Career & Graduate Study Opportunities
You can work in mixed, small animal, farm animal or equine practice. You may also obtain further specialist clinical qualiﬁcations. Beyond clinical practice, veterinarians play an important role in the protection of public health, in research into diseases of animals and man, and in other areas such as conservation and wildlife protection. While most graduates work in clinical practice, increasing numbers pursue research in public service or private sector research. This reﬂects the important role of the veterinarian in animal health control and consumer protection. At present, there is almost complete employment for veterinary graduates.
What Will I Study
This programme will prepare you for entry into any branch of the profession:
First & Second Year
- Normal Animal Structure & Function
- Animal Husbandry & Welfare
- Animal Handling & Animal Experience
Third & Fourth Year
- Pathobiological Sciences
- Herd Health and Population Medicine
- Veterinary Public Health
- Clinical rotations in the UCD Veterinary Hospital (see Year 5 in Pathway document)
- Elective Studies
- Clinical Experience
During the ﬁrst four years, students spend an average of 40 hours per week attending lectures, tutorials and practicals, with some practicals taking place at UCD Lyons Farm. During the ﬁnal year, clinical rotations take place mainly in the UCD Veterinary Hospital and can involve early mornings and some late-night work. Students are also expected to undertake independent study.

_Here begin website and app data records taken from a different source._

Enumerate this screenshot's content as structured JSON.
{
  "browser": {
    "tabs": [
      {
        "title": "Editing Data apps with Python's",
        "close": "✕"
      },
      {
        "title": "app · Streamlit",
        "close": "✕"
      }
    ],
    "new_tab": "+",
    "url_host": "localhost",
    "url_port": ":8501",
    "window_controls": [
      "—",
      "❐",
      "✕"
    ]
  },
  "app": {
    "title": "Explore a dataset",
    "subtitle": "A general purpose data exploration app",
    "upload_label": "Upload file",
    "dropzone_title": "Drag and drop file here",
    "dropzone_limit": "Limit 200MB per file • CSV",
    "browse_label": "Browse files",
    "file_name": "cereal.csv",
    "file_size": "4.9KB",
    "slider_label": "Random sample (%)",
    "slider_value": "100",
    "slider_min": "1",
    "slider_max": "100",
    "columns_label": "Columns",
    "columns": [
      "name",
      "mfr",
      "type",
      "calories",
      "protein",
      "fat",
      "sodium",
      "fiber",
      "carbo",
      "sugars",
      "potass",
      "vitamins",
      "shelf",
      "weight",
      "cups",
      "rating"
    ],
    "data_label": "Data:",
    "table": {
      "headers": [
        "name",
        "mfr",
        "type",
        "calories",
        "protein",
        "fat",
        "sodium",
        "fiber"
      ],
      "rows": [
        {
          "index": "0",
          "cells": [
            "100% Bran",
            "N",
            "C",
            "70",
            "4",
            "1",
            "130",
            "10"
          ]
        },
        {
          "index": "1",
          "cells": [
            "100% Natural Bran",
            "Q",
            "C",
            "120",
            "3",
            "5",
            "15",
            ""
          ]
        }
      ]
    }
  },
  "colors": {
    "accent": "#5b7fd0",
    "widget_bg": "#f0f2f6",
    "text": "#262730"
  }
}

A combination of end-of-trimester written, practical and competency examinations, along with in-trimester continuous assessment during term, is used throughout the course.
Students are required to complete 36 weeks of work placements (pre-clinical extramural studies and clinical extramural studies ) as part of the course requirements.
You may be interested in the following Blog posts: Studying Veterinary Medicine in UCD (student perspective), Veterinary Student shares her insight on the Clinical Skills Laboratory, Veterinary Equine Clinical Medicine Rotation.
International Study Opportunities
Many students choose to obtain part of their extramural experience abroad, in veterinary hospitals or other veterinary schools. The high standing and international recognition of Veterinary Medicine at UCD ensures that they are readily accepted for such placements.
“Studying Veterinary Medicine in UCD is something that I had dreamed of for many years. The actual course content, including the material we learn and practical skills we gain, is what I was most looking forward to and this definitely has lived up to my expectations! However, what I didn’t anticipate and appreciate, is the genuine sense of community and friendship in the Veterinary Building that exists among classes, across year groups and between staff and students alike. It gives the feeling that we are one massive faculty family and every day as I walk into the vet building, it feels like I’m at home. The opportunities open to us while studying veterinary in UCD are endless. From assisting lambing on Irish farms, working in spay clinics in countries like India or carrying out research projects in California.”